Livabl
- Former logo, using name that was dropped in 2022
- Industry: Online database Real estate
- Founded: 2009; 17 years ago
- Founder: Matthew Slutsky Cliff Peskin
- Headquarters: Toronto, Ontario, Canada
- Area served: United States and Canada
- Parent: Zonda Home
- Website: www.livabl.com

= Livabl =

Canadian online real estate company founded 2009

Livabl provides an online database for new home construction and residential areas. Founded in 2009 as BuzzBuzzHome, the company is based in Toronto and has offices in Vancouver, New York City and Los Angeles.

For consumers, Livabl offers a free wiki-powered database of information regarding new developments in the United States and Canada including pricing, floor plans, renderings, and information on the builder and developer. Livabl also serves as a marketing tool for developers, brokers, and marketing agencies. Livabl employs research staff who update developer pages, and the wiki format of the website allows registered developers to update their own listings directly.

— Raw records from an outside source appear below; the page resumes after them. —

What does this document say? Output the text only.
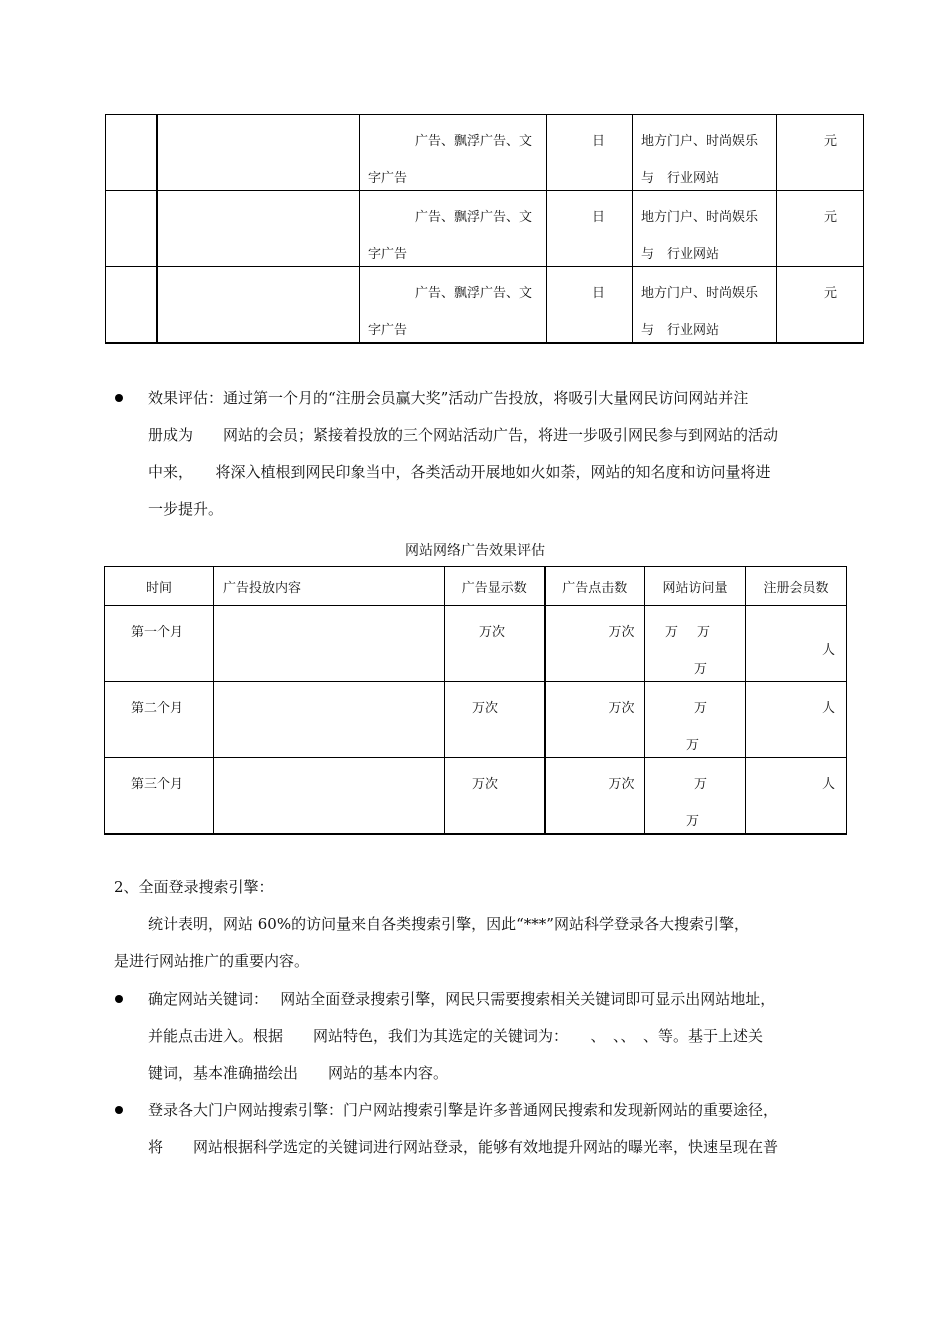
		广告、飘浮广告、文
字广告	日	地方门户、时尚娱乐
与　行业网站	元

		广告、飘浮广告、文
字广告	日	地方门户、时尚娱乐
与　行业网站	元

		广告、飘浮广告、文
字广告	日	地方门户、时尚娱乐
与　行业网站	元
效果评估：通过第一个月的“注册会员赢大奖”活动广告投放，将吸引大量网民访问网站并注
册成为　　网站的会员；紧接着投放的三个网站活动广告，将进一步吸引网民参与到网站的活动
中来，　　将深入植根到网民印象当中，各类活动开展地如火如荼，网站的知名度和访问量将进
一步提升。
网站网络广告效果评估
时间	广告投放内容	广告显示数	广告点击数	网站访问量	注册会员数

第一个月		万次	万次	万 万
万	人

第二个月		万次	万次	万
万	人

第三个月		万次	万次	万
万	人
2、全面登录搜索引擎：
统计表明，网站 60%的访问量来自各类搜索引擎，因此“***”网站科学登录各大搜索引擎，
是进行网站推广的重要内容。
确定网站关键词：　 网站全面登录搜索引擎，网民只需要搜索相关关键词即可显示出网站地址，
并能点击进入。根据　　网站特色，我们为其选定的关键词为：　　、　、、　、等。基于上述关
键词，基本准确描绘出　　网站的基本内容。
登录各大门户网站搜索引擎：门户网站搜索引擎是许多普通网民搜索和发现新网站的重要途径，
将　　网站根据科学选定的关键词进行网站登录，能够有效地提升网站的曝光率，快速呈现在普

For an additional monthly fee, developers can have their projects featured prominently.

==History==
BuzzBuzzHome was founded in 2009 by Matthew Slutsky and Cliff Peskin in Toronto.

In 2012, the company opened an office in New York City, its first in the United States.

In March 2018, the company launched a platform to sign sales contracts and pay deposits for new home purchases online.

In April 2021, the company was acquired by Zonda Home, and was rebranded as Livabl in April 2022.